AWS Signature v4 for HTTP request to AWS IoT

Question

I have an IoTs project related to AWS. In my project, my device will transfer raw data to a cloud and then the cloud will send information decrypted in JSON format to AWS IoT. The cloud supports HTTP protocol using a REST API for both uplink/downlink so I think it will work with AWS IoT as the [link]: https://docs.aws.amazon.com/iot/latest/developerguide/protocols.html#http

I wanna send a HTTP request using AWS Sig v4 with the Authentication as the form below:

AWS4-HMAC-SHA256 Credential={1}/{2}/{3}/{4}/aws4_request, SignedHeaders=content-type;host;x-amz-date, Signature={5}

However, I don't know how to generate the signature {5}. I can't use scripts to generate because my cloud doesn't support running scripts. It only has some boxes of headers & values which I can leave Authorization etc in it (see the screenshot here https://i.sstatic.net/qaOAr.jpg) Any advice? Thanks in advance,

Answer 1

Access to the AWS IoT message broker via HTTP does not use AWS Sig v4 for authentication. Instead it uses mutual TLS authentication which requires configuring certificates and keys for the authentication to the message broker.

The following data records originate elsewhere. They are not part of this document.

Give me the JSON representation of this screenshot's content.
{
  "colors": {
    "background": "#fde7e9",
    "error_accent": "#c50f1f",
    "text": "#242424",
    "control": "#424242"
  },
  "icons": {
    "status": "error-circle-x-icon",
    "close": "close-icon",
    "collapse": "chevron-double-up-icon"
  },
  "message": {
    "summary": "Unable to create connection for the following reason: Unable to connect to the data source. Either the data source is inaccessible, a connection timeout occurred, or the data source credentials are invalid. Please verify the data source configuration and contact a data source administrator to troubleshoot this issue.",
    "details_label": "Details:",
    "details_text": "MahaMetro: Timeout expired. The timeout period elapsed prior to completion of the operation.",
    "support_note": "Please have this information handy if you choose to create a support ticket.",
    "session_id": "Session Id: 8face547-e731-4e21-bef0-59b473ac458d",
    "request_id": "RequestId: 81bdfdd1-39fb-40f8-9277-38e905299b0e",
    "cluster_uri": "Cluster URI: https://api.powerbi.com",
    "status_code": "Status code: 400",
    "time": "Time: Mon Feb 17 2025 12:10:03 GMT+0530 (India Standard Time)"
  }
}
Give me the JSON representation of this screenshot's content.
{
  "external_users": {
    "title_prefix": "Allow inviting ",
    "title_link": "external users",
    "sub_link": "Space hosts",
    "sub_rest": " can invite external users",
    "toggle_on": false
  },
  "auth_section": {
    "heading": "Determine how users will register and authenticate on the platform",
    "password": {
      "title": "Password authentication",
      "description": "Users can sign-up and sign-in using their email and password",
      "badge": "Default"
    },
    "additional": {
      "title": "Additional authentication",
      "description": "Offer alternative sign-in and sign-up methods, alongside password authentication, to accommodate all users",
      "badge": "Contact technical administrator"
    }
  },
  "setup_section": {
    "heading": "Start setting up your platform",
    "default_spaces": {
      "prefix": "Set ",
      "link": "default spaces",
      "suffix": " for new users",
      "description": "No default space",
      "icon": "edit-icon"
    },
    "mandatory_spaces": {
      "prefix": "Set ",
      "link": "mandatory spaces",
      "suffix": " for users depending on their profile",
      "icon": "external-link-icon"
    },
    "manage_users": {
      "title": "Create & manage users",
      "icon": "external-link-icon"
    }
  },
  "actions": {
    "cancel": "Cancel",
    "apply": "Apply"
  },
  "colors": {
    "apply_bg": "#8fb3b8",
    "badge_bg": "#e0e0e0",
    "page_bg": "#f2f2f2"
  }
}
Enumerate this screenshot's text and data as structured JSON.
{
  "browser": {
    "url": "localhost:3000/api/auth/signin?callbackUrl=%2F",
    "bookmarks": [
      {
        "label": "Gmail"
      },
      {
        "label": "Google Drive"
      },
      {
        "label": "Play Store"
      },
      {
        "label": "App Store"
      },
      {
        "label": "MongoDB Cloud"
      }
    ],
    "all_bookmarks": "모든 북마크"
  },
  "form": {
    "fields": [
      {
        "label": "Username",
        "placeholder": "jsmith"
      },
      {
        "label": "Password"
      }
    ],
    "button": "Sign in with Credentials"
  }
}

Assuming that your non-AWS cloud provider does not support mutual TLS authentication (or the alternative of MQTT over websockets) then you are left with adding a layer of indirection that sends the JSON to AWS IoT.

One way to do this is to implement a Lambda in AWS that takes your JSON and sends this to the AWS IoT broker. The Lambda would take care of the authentication with AWS IoT. The AWS SDK typically handles this authentication for you.

The Lambda would need to implement authentication that your non-AWS cloud provider supports (e.g. it could use basic authentication).